The documentary categories at the 98th annual Academy Awards honored a pair of films that turned the lens on matters of life and death.

“All the Empty Rooms” won the Oscar for best short documentary for its look into the lives of four children killed in school shootings.

Gloria Cazares, whose 9-year-old daughter Jackie was killed in the Uvalde, Texas, school shooting, accompanied the filmmakers on stage to accept the Oscar.

“My daughter Jackie was 9 years old when she was killed in Uvalde,” Cazares said. “Since that day, her bedroom has been frozen in time. Jackie was more than just a headline. She is our light and our life.

“Gun violence is now the No. 1 cause of death in kids and teens,” she said. “We believe that if the world could see their empty bedrooms, we’d be a different America.”

The best documentary feature went to “Mr. Nobody Against Mr. Putin,” a film about a school teacher in a remote part of Russia who began documenting the Putin administration’s campaign to control how the Russian public perceived the war against Ukraine.

“‘Mr. Nobody Against Putin’ is about how you lose your country,” said David Borenstein, who co-directed the film with Pavel Talankin, the teacher at the center of the story. “And what we saw when working with this footage is that you lose it through countless small little acts of complicity.

“When we act complicit when a government murders people on the streets of our major cities,” he continued. “When we don’t say anything, oligarchs take over the media and control how we can produce and consume it.

“We all face a moral choice, but luckily even a nobody is more powerful than you think.”
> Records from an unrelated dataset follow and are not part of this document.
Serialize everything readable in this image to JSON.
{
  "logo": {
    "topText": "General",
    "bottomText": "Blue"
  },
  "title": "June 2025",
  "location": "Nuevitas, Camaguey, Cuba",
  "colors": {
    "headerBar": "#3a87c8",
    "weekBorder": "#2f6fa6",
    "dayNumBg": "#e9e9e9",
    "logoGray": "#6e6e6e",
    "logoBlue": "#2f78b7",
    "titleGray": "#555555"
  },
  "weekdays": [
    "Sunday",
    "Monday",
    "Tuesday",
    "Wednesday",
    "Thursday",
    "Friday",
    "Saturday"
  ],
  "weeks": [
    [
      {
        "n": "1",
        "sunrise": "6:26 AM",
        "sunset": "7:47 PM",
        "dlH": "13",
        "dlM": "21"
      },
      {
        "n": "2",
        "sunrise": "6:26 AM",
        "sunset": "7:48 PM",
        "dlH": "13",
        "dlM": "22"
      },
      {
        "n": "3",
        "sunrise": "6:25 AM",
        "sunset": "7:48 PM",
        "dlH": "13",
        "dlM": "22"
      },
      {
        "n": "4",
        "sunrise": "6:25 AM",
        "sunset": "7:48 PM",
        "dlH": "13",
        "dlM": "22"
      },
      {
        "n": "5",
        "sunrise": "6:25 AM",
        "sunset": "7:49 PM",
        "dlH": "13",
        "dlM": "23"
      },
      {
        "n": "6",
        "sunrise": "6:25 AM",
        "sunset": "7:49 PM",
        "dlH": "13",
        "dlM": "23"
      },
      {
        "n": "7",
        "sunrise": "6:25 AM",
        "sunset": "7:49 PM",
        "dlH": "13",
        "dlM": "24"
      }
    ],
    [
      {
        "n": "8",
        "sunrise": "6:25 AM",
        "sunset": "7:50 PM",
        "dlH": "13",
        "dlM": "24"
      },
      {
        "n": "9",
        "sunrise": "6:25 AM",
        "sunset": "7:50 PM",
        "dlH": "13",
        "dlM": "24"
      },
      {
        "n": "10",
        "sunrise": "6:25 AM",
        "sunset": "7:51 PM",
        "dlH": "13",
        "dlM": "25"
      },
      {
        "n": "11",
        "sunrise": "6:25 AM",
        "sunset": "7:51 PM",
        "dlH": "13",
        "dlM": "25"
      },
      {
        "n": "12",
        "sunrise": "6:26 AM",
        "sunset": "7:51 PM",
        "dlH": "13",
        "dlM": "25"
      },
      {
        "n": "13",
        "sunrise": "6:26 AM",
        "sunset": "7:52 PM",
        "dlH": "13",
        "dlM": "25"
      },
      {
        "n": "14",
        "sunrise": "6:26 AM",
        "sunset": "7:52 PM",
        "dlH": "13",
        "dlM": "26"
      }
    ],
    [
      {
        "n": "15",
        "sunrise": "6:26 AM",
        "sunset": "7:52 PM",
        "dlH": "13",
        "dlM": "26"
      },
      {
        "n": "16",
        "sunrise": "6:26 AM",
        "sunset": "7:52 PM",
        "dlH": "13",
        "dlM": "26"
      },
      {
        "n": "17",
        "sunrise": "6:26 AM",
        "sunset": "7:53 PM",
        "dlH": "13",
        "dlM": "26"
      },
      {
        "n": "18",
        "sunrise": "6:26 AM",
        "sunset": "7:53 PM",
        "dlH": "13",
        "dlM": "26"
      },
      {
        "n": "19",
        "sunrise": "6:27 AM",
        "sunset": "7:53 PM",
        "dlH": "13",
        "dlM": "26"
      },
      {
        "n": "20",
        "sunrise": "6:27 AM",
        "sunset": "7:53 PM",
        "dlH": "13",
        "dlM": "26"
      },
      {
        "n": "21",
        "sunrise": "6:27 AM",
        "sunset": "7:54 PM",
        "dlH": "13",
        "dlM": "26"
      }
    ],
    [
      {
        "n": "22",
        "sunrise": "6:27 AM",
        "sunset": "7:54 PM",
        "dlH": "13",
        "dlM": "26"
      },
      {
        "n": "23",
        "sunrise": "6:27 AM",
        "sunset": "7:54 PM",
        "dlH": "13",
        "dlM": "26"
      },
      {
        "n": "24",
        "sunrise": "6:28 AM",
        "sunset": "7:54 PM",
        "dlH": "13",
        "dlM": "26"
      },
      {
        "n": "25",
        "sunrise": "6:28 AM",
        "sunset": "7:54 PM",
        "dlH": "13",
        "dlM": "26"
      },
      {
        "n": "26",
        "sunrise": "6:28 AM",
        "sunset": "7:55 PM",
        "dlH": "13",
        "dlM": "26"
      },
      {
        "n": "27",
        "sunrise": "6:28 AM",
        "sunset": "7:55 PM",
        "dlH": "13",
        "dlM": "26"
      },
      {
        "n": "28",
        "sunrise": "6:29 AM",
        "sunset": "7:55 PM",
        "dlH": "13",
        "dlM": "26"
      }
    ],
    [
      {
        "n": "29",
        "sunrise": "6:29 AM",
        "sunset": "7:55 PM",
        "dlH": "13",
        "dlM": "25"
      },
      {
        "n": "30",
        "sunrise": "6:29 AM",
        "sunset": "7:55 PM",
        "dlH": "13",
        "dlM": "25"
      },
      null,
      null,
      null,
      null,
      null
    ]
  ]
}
Talankin then spoke in Russian through an interpreter, saying, “For four years, we looked at the sky for shooting stars to make a very important wish. But there are countries where, instead of shooting stars, they have shooting bombs and shooting drones.

“In the name of our future, in the name of our future, in the name of all of our children, stop all of these wars now.”

The stars of “Bridesmaids” – Melissa McCarthy, Rose Byrne, Kristen Wiig, Maya Rudolph and Ellie Kemper – then came out to celebrate the 15th anniversary of that comedy and present the Oscars for best original score and best sound.

After a long but very funny bit in which they personified their characters with jokes and audience interactions, they announced that Ludwig Göransson won the Oscar for his score for “Sinners,” his third in that category after “Black Panther” and “Oppenheimer,” and the sound team for “F1” had taken the sound Oscar.